Met het Digitale OverheidsOnderzoek: Gemeente 2030 onderzocht softwaremaker BCT in samenwerking met iBestuur eind vorig jaar de digitale stand van zaken bij gemeenten. Directeur Dimitri Palmen wilde de bevindingen graag toetsen aan de praktijk en ging in gesprek met Saskia Bruines in haar rol als wethouder van de gemeente Den Haag en lid van de VNG-commissie Smart Cities.

Beeld: Mireille Prange/Rob van Esch

Beide gesprekspartners hebben al zeker 20 jaar ervaring met de relatie overheid en technologie. Palmen werkt al die jaren al voor BCT, dat software maakt voor de lokale en regionale overheden en de semipublieke sector.

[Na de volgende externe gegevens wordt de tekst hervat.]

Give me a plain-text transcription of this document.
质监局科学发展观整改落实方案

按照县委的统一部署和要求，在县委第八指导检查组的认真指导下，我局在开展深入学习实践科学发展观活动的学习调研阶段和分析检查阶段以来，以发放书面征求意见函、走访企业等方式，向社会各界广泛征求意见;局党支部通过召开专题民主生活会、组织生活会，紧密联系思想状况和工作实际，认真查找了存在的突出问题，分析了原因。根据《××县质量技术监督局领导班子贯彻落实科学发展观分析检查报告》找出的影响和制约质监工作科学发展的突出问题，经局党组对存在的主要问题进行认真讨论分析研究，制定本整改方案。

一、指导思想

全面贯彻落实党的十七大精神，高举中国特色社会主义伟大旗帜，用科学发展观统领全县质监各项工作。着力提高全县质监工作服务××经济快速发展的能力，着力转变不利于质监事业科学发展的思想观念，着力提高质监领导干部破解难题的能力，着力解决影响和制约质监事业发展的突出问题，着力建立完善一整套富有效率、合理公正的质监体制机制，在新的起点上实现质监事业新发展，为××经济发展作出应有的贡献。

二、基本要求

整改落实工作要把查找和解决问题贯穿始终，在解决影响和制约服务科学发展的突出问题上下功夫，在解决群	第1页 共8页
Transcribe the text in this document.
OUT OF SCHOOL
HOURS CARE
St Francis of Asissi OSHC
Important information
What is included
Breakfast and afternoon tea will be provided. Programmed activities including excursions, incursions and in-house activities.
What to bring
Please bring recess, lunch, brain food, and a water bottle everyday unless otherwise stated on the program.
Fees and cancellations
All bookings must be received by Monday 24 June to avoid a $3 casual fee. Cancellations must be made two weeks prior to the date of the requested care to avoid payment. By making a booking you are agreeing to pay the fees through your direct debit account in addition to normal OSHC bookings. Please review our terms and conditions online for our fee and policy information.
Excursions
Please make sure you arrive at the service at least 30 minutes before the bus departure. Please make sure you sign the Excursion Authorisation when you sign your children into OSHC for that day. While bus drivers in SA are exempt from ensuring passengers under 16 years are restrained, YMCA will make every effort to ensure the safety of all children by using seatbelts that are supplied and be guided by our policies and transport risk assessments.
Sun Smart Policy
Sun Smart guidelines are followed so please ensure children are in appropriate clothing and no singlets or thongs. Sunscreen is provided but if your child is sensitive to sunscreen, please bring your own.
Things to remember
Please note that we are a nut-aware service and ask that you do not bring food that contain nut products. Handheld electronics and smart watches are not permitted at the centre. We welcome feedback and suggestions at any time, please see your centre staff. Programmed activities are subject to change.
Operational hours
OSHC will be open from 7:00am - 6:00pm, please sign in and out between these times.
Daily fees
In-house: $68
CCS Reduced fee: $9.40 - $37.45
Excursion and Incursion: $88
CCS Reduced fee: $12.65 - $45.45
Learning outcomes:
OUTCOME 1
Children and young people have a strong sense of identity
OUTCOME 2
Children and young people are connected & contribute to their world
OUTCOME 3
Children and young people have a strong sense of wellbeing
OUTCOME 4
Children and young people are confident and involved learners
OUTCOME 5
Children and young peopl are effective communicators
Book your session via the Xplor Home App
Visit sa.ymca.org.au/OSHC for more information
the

Bruines’ huidige werk rondom Smart Cities kan gezien worden in het verlengde van De Glazen Stad, een project uit 2001 dat de toegang wilde vergroten van burgers en bedrijven tot gemeentelijke informatie. “Ik ben eigenlijk nog steeds met dezelfde dingen bezig”, constateert ze enigszins verrast.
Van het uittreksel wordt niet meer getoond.